I don't remember exact words during the confrontation, the drive home, the sadness and defeat my father and I felt that night but I do remember having a lot of 'what-if's' after that.


What if I wouldn't have led my father there and just let her come home on her own?

What if my mother would never have taken me to that dreadful place that would always remind me of the demise of my parent's marriage?
Or what if my mother would have just been a mother and came home that night instead of being selfish?

I always figured that once you have kids life is no longer about you, dominoes, beer or other men. It's about your children regardless if you love or loathe their father. Leave the relationship respectively maintaining your honor, your dignity, your integrity, and most of all the self-respect all mother's should value especially when they are blessed with little girls that would eventually look to you as an example.
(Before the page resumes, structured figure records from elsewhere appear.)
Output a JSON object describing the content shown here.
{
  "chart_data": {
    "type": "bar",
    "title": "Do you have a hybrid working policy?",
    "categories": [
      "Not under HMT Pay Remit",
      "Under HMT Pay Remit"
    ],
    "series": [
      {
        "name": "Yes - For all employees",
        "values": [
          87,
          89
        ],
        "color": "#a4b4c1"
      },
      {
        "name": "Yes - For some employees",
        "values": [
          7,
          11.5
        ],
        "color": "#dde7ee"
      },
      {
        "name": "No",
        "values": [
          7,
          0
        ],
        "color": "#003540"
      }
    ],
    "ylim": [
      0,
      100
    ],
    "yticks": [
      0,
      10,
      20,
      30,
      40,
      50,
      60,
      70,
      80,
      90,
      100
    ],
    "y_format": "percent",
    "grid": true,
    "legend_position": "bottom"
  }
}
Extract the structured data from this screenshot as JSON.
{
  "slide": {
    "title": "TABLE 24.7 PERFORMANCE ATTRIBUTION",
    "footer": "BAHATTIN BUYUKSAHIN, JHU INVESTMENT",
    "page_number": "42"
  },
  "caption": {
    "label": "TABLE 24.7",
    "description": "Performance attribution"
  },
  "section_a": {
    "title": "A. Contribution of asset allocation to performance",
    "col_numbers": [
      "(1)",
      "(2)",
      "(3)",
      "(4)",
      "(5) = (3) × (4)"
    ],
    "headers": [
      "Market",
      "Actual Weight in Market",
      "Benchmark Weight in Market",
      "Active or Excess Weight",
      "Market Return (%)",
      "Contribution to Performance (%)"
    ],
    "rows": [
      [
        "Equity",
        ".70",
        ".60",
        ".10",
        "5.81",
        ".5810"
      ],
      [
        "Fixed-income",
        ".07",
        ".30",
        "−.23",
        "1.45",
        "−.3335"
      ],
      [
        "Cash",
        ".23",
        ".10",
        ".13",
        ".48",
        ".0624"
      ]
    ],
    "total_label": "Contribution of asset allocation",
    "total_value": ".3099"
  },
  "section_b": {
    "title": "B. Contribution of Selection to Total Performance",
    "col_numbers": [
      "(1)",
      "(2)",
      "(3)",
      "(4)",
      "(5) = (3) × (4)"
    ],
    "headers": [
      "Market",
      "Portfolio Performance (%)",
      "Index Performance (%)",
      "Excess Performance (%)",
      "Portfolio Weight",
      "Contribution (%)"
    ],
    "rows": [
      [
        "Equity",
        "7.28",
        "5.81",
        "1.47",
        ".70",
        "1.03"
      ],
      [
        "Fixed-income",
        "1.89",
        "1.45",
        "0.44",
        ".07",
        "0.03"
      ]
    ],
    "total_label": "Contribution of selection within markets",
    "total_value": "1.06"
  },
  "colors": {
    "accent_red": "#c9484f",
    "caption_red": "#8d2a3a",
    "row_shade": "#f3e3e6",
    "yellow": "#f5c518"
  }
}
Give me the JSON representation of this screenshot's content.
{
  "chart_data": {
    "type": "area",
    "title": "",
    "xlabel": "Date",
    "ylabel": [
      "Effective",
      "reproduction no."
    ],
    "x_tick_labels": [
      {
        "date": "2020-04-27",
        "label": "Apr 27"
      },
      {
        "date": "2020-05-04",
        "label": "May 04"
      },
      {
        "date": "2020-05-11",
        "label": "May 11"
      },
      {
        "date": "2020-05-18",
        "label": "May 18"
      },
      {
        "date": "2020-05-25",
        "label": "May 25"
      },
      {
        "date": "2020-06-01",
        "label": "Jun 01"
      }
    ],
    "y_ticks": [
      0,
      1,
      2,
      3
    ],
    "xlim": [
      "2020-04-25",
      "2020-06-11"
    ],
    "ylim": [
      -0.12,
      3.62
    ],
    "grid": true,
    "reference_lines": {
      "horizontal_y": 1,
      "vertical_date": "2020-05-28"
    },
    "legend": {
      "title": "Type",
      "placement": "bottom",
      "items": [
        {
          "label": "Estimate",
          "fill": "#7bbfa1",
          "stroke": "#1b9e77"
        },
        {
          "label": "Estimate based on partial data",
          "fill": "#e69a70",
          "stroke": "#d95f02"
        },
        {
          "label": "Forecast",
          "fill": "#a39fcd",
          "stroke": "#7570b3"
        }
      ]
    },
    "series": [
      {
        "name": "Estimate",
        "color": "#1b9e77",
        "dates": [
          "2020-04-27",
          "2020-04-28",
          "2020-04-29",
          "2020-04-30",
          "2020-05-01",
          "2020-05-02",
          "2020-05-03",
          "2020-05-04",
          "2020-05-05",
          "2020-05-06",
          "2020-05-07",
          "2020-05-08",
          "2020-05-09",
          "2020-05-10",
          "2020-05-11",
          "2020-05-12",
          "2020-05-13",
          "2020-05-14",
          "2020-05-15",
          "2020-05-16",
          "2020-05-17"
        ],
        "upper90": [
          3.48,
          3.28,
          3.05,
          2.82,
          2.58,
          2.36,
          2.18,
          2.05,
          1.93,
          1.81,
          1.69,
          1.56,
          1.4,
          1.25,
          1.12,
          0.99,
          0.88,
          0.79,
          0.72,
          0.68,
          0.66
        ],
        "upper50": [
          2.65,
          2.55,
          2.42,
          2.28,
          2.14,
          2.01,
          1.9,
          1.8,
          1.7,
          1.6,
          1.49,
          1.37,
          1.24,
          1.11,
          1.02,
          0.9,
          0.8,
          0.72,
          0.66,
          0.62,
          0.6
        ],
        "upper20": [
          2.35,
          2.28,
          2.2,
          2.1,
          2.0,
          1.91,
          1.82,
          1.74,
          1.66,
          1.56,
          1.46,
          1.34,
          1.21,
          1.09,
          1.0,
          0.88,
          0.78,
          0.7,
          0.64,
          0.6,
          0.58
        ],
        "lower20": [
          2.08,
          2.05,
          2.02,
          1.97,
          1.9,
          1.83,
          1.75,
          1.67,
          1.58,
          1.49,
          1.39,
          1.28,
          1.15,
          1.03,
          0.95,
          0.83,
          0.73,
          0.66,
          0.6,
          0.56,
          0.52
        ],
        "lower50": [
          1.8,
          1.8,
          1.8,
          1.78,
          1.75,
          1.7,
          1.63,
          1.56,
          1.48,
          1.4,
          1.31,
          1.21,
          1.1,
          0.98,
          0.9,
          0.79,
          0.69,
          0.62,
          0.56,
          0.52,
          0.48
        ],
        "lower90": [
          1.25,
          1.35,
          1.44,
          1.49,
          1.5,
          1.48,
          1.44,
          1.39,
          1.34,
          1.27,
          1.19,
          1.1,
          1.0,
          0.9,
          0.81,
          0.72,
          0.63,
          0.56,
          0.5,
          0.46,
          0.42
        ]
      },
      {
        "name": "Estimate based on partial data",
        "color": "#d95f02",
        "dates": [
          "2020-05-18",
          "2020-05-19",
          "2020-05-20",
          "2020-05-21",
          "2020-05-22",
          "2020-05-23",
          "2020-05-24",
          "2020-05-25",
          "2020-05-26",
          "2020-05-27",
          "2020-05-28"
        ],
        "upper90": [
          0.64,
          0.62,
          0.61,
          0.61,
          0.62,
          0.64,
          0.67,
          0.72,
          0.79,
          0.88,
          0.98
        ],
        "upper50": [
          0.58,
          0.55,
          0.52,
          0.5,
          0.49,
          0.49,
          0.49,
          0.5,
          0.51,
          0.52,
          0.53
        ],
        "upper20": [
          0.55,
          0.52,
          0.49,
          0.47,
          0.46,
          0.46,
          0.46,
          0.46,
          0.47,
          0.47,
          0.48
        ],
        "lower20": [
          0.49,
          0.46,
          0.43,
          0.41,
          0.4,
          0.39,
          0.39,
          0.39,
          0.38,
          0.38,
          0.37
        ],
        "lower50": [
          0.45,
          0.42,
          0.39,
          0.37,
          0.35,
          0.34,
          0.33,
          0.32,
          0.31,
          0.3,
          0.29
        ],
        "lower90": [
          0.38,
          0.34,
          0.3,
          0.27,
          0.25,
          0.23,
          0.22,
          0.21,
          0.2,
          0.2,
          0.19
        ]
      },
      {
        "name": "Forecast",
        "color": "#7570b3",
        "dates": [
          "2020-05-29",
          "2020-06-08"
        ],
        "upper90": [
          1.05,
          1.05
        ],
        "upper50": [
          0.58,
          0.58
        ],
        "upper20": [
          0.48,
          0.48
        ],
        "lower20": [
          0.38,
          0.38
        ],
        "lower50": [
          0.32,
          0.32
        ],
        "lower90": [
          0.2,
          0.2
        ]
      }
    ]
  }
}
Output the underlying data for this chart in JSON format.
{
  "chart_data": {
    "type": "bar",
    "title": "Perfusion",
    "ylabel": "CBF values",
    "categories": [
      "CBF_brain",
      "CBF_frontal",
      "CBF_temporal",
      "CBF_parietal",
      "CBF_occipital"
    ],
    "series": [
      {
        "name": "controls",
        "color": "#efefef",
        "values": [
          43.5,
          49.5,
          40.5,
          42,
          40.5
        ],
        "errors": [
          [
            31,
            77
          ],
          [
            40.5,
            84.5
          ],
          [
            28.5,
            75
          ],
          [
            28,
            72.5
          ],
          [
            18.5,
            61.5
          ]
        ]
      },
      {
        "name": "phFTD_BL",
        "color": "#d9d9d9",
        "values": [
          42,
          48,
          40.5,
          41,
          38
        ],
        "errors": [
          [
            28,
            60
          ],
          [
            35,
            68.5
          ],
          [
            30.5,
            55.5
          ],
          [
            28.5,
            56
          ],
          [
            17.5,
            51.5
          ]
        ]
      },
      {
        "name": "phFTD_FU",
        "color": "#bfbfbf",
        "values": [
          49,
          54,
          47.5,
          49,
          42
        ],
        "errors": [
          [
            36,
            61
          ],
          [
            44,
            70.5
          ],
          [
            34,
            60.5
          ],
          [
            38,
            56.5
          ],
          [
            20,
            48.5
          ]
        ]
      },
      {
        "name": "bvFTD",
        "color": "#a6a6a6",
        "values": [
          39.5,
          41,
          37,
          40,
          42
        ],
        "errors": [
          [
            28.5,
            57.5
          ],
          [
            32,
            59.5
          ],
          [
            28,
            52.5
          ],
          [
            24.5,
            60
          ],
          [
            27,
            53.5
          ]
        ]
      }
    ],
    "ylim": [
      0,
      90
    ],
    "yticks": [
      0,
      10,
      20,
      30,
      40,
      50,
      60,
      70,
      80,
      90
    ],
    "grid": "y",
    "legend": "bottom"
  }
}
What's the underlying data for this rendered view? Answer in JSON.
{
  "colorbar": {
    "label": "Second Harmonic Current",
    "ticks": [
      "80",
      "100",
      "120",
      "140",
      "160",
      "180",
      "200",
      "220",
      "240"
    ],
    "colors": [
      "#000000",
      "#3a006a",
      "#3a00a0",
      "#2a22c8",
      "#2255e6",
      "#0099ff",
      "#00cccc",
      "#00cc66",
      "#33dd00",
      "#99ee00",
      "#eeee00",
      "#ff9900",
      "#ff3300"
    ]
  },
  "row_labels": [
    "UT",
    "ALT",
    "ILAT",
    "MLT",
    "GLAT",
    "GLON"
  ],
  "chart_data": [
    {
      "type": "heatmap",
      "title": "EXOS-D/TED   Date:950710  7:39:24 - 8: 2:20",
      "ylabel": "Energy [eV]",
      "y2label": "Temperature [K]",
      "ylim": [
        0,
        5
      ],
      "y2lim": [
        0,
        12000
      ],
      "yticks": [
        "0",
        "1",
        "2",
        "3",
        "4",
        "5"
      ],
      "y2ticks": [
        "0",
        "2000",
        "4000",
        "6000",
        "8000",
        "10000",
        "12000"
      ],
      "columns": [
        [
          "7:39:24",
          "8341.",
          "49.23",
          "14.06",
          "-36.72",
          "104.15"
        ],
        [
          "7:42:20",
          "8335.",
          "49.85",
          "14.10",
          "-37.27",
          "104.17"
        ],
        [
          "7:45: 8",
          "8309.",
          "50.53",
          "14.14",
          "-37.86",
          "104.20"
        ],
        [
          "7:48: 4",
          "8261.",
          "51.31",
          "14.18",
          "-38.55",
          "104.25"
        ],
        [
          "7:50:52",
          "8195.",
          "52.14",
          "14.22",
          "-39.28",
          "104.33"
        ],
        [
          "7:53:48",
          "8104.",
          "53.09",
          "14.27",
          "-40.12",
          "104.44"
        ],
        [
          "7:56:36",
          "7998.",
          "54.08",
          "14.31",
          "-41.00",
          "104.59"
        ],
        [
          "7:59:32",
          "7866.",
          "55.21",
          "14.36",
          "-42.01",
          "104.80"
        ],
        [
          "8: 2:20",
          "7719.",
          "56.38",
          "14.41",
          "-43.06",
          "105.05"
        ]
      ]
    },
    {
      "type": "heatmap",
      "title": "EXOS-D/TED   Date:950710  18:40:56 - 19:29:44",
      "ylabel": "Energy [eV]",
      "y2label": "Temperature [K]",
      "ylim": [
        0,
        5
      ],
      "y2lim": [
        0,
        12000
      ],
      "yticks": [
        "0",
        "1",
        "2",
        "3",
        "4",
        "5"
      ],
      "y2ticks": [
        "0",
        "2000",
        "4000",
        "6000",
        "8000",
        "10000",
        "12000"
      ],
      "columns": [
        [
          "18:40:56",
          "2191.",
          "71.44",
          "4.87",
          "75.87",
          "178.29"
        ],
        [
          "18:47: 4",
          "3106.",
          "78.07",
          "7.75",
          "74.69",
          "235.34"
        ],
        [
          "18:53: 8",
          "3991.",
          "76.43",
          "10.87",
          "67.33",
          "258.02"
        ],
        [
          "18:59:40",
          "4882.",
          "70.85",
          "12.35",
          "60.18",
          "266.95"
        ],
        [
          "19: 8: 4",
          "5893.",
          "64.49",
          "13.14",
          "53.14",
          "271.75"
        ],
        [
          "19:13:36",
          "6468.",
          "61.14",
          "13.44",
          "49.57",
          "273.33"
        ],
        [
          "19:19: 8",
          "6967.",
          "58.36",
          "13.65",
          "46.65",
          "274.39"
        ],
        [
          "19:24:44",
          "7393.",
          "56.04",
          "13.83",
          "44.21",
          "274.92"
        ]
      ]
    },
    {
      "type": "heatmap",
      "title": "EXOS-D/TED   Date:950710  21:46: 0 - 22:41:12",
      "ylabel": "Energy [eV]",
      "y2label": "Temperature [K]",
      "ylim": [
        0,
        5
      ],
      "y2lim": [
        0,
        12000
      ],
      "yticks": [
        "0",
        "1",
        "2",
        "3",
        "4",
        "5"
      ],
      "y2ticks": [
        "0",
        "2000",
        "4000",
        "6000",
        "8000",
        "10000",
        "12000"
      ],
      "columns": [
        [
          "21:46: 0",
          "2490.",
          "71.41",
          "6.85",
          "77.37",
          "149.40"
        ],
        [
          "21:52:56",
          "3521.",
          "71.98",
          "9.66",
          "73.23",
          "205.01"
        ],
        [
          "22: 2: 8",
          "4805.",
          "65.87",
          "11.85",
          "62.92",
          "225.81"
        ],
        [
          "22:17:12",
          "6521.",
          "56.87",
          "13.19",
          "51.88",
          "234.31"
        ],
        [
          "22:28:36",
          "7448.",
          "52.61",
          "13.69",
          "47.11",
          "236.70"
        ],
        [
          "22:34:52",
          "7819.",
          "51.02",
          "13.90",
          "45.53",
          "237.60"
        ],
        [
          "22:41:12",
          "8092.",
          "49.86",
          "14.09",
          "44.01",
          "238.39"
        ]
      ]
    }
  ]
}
My mother and father separated right before Christmas that year. She had arranged for us to move in to the 'stranger's' home we had recently found her at. I remember as we had finished loading up her car with our belongings, looking at our Christmas tree, holding my diary and foolishly thinking we would be back.

Instead in January, (less than a month later), I caught her kissing this stranger we had moved in with. I ran to the bathroom crying, screaming and feeling betrayed. You would think my mother would have been the one to come and console me but instead the 'stranger's' sister (also a stranger) came and told me everything was going to be OK. I suppose my mother was subliminally prepping me for an upbringing in which she would also be absent, mentally and almost always physically. A childhood where I would have to seek comfort, advice, warmth, affection and attention from other people. Where I would essentially be the one to care for my little sister and I in all these aspects.

Later that night, I secretly watched them dance from our new bedroom that we shared with his two children crying and vowing that I would forever hate the song they danced to and forever hate him for taking my mother away from my father and ultimately away from me and my sister.